#1377 - Frog Position After T Seconds
Problem Description
Given an undirected tree consisting of n vertices numbered from 1 to n. A frog starts jumping from vertex 1. In one second, the frog jumps from its current vertex to another unvisited vertex if they are directly connected. The frog can not jump back to a visited vertex. In case the frog can jump to several vertices, it jumps randomly to one of them with the same probability. Otherwise, when the frog can not jump to any unvisited vertex, it jumps forever on the same vertex.
The edges of the undirected tree are given in the array edges, where edges[i] = [ai, bi] means that exists an edge connecting the vertices ai and bi.
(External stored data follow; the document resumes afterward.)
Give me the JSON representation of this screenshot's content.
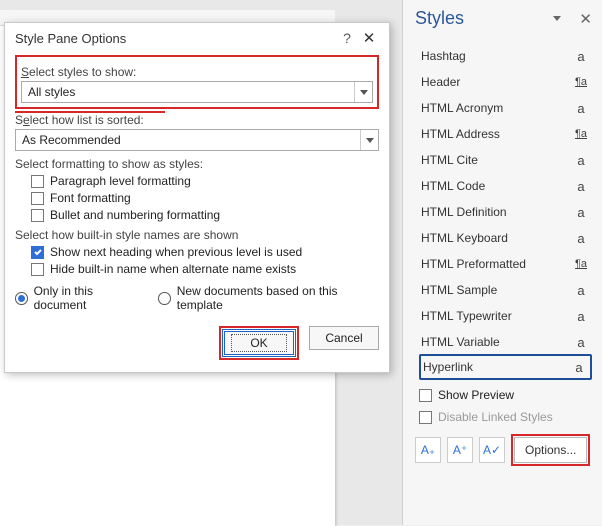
{
  "dialog": {
    "title": "Style Pane Options",
    "labels": {
      "select_styles": "Select styles to show:",
      "how_sorted": "Select how list is sorted:",
      "formatting_show": "Select formatting to show as styles:",
      "builtin_shown": "Select how built-in style names are shown"
    },
    "combos": {
      "styles_to_show": "All styles",
      "sort": "As Recommended"
    },
    "checkboxes": {
      "paragraph": "Paragraph level formatting",
      "font": "Font formatting",
      "bullet": "Bullet and numbering formatting",
      "show_next": "Show next heading when previous level is used",
      "hide_builtin": "Hide built-in name when alternate name exists"
    },
    "radios": {
      "only_doc": "Only in this document",
      "new_docs": "New documents based on this template"
    },
    "buttons": {
      "ok": "OK",
      "cancel": "Cancel"
    }
  },
  "pane": {
    "title": "Styles",
    "items": [
      {
        "name": "Hashtag",
        "glyph": "a"
      },
      {
        "name": "Header",
        "glyph": "¶a"
      },
      {
        "name": "HTML Acronym",
        "glyph": "a"
      },
      {
        "name": "HTML Address",
        "glyph": "¶a"
      },
      {
        "name": "HTML Cite",
        "glyph": "a"
      },
      {
        "name": "HTML Code",
        "glyph": "a"
      },
      {
        "name": "HTML Definition",
        "glyph": "a"
      },
      {
        "name": "HTML Keyboard",
        "glyph": "a"
      },
      {
        "name": "HTML Preformatted",
        "glyph": "¶a"
      },
      {
        "name": "HTML Sample",
        "glyph": "a"
      },
      {
        "name": "HTML Typewriter",
        "glyph": "a"
      },
      {
        "name": "HTML Variable",
        "glyph": "a"
      },
      {
        "name": "Hyperlink",
        "glyph": "a"
      }
    ],
    "show_preview": "Show Preview",
    "disable_linked": "Disable Linked Styles",
    "options": "Options..."
  }
}
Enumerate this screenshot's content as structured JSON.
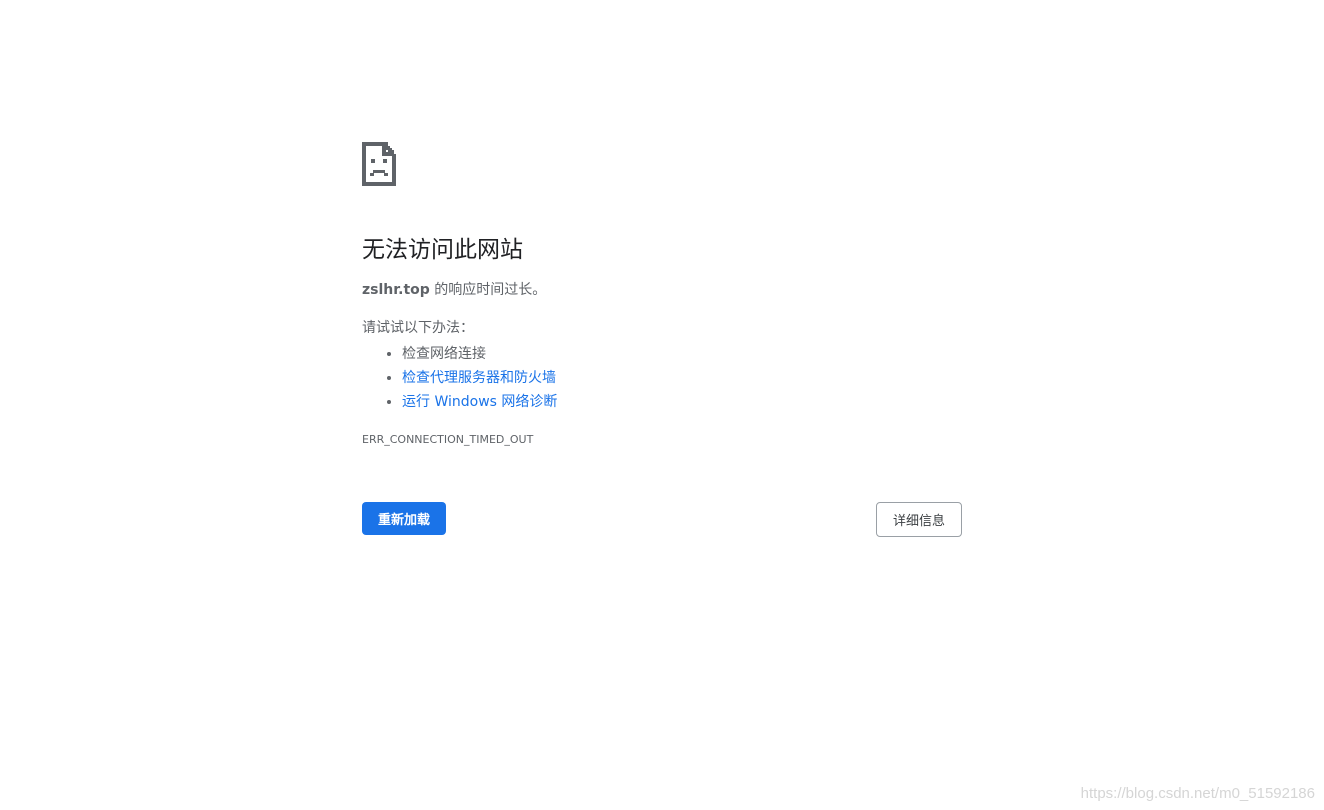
{
  "icon": "sad-page-icon",
  "title": "无法访问此网站",
  "description": {
    "host": "zslhr.top",
    "text": " 的响应时间过长。"
  },
  "suggestions": {
    "heading": "请试试以下办法：",
    "items": [
      {
        "label": "检查网络连接",
        "is_link": false
      },
      {
        "label": "检查代理服务器和防火墙",
        "is_link": true
      },
      {
        "label": "运行 Windows 网络诊断",
        "is_link": true
      }
    ]
  },
  "error_code": "ERR_CONNECTION_TIMED_OUT",
  "buttons": {
    "reload_label": "重新加载",
    "details_label": "详细信息"
  },
  "watermark": "https://blog.csdn.net/m0_51592186",
  "colors": {
    "accent": "#1a73e8",
    "text_primary": "#202124",
    "text_secondary": "#5f6368"
  }
}
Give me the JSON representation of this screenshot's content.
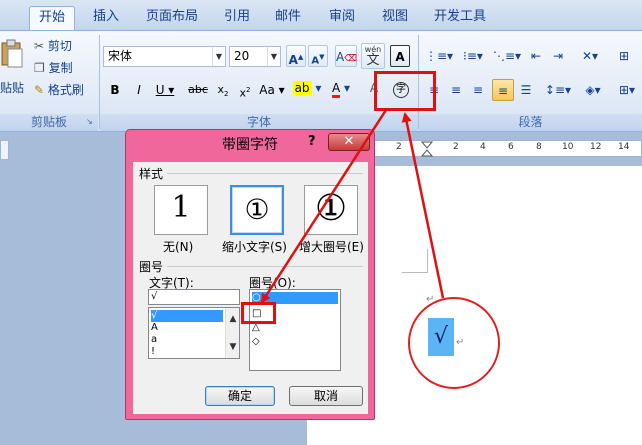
{
  "tabs": [
    {
      "label": "开始",
      "active": true
    },
    {
      "label": "插入"
    },
    {
      "label": "页面布局"
    },
    {
      "label": "引用"
    },
    {
      "label": "邮件"
    },
    {
      "label": "审阅"
    },
    {
      "label": "视图"
    },
    {
      "label": "开发工具"
    }
  ],
  "clipboard": {
    "paste": "贴贴",
    "cut": "剪切",
    "copy": "复制",
    "format_painter": "格式刷",
    "group_label": "剪贴板"
  },
  "font": {
    "font_name": "宋体",
    "font_size": "20",
    "group_label": "字体",
    "wen_label": "wén",
    "wen_char": "文",
    "enclose_char": "字"
  },
  "paragraph": {
    "group_label": "段落"
  },
  "ruler": {
    "ticks": [
      "2",
      "2",
      "4",
      "6",
      "8",
      "10",
      "12",
      "14"
    ]
  },
  "document": {
    "pilcrow": "↵",
    "check": "√"
  },
  "dialog": {
    "title": "带圈字符",
    "help": "?",
    "close": "✕",
    "style_section": "样式",
    "styles": [
      {
        "label": "无(N)",
        "char": "1"
      },
      {
        "label": "缩小文字(S)",
        "char": "①"
      },
      {
        "label": "增大圈号(E)",
        "char": "①"
      }
    ],
    "enclosure_section": "圈号",
    "text_label": "文字(T):",
    "enclosure_label": "圈号(O):",
    "text_value": "√",
    "text_items": [
      "√",
      "A",
      "a",
      "!"
    ],
    "enclosure_items": [
      "○",
      "□",
      "△",
      "◇"
    ],
    "ok": "确定",
    "cancel": "取消"
  },
  "colors": {
    "annotation": "#e01010",
    "dialog_frame": "#f0689b",
    "ribbon_text": "#15428b"
  }
}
Return the probability that after t seconds the frog is on the vertex target. Answers within 10-5 of the actual answer will be accepted.
Solution
/**
* @param {number} n
* @param {number[][]} edges
* @param {number} t
* @param {number} target
* @return {number}
*/
var frogPosition = function(n, edges, t, target) {
const adjacencyList = Array.from({ length: n + 1 }, () => []);
for (const [a, b] of edges) {
adjacencyList[a].push(b);
adjacencyList[b].push(a);
}
return explore(1, 0, 1, new Set());
function explore(vertex, time, probability, visited) {
if (time > t) return 0;
if (vertex === target && time === t) return probability;
if (vertex === target && adjacencyList[vertex].every(v => visited.has(v))) return probability;
const unvisitedNeighbors = adjacencyList[vertex].filter(v => !visited.has(v));
if (unvisitedNeighbors.length === 0) return 0;
const nextProbability = probability / unvisitedNeighbors.length;
visited.add(vertex);
for (const neighbor of unvisitedNeighbors) {
const result = explore(neighbor, time + 1, nextProbability, visited);
if (result > 0) return result;
}
return 0;
}
};